Un conte de deux Dantès
Une décennie après avoir presque à lui seul convaincu le public britannique d'accepter la légitimité de l'art abstrait, Gray a pris ce que certains considéraient comme un virage à 180 degrés en publiant un livre intitulé « Rossetti, Dante and Ourselves » (Faber & Faber Limited, Londres, 1947). ). Le livre était une étude sympathique du travail et des idées du fondateur de la Confrérie préraphaélite, Dante Gabriel Rossetti (1828 – 1882), et du poète italien du XIIIe siècle, Dante Alighieri (1265 – 1321). Il embrassait le mysticisme et le romantisme dans les arts et considérait les deux Dantès comme étant toujours tout à fait pertinents pour les gens modernes. Le livre a eu autant d’influence sur l’opinion du public britannique que l’avait été l’exposition « Abstract and Concrete ». Pourtant, d’un certain point de vue, il faut imaginer comment la même personne aurait pu être responsable des deux. Mais dans cette contradiction se cache le génie. Gray ne considérait pas le réalisme comme nécessairement distinct de l'abstraction. Elle estime que leurs méthodes et leurs objectifs doivent être considérés ensemble.

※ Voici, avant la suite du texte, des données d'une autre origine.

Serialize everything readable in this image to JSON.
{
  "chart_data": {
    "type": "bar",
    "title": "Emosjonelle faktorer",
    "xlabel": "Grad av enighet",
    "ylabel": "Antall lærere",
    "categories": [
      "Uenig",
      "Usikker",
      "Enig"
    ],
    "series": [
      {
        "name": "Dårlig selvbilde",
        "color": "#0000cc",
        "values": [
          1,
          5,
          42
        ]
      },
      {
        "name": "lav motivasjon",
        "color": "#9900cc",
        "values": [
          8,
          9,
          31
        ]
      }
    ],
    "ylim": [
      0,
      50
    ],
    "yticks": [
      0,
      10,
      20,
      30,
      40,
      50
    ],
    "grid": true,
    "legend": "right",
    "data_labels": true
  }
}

Cette opinion était directement éclairée par les études réalisées par Gray sur le type. Elle a parcouru le monde pour étudier la manière dont les caractères sont utilisés dans la vie quotidienne. Elle a constaté que les qualités visuelles formelles des mots peuvent changer la façon dont les gens réagissent à l'architecture, aux supports marketing et aux actualités. Il y a des messages cachés dans les aspects abstraits des mots et des lettres. Même si un mot ou une lettre ne peut pas être « lu » par un spectateur, celui-ci peut néanmoins être suffisamment instruit visuellement pour comprendre la signification des symboles en fonction de leur apparence et de leur contexte. Ce même point de vue est à l’origine de la contribution de Gray à l’abstraction : il capture l’essence de la façon dont nous comprenons les différences entre l’art réaliste et abstrait. Même lorsque nous pouvons « lire » une peinture figurative, ce sont le plus souvent les qualités abstraites de l’œuvre – ses couleurs ou ses harmonies et dissonances de composition – qui transmettent les sentiments que nous percevons à travers l’œuvre. Dans le même temps, une œuvre d’art abstraite peut ne pas être lisible d’un point de vue narratif, mais pour quelqu’un qui connaît les aspects ésotériques des langages visuels, il reste encore beaucoup à comprendre.
Image en vedette : Nicolette Gray - Lettrage comme dessin (couverture du livre).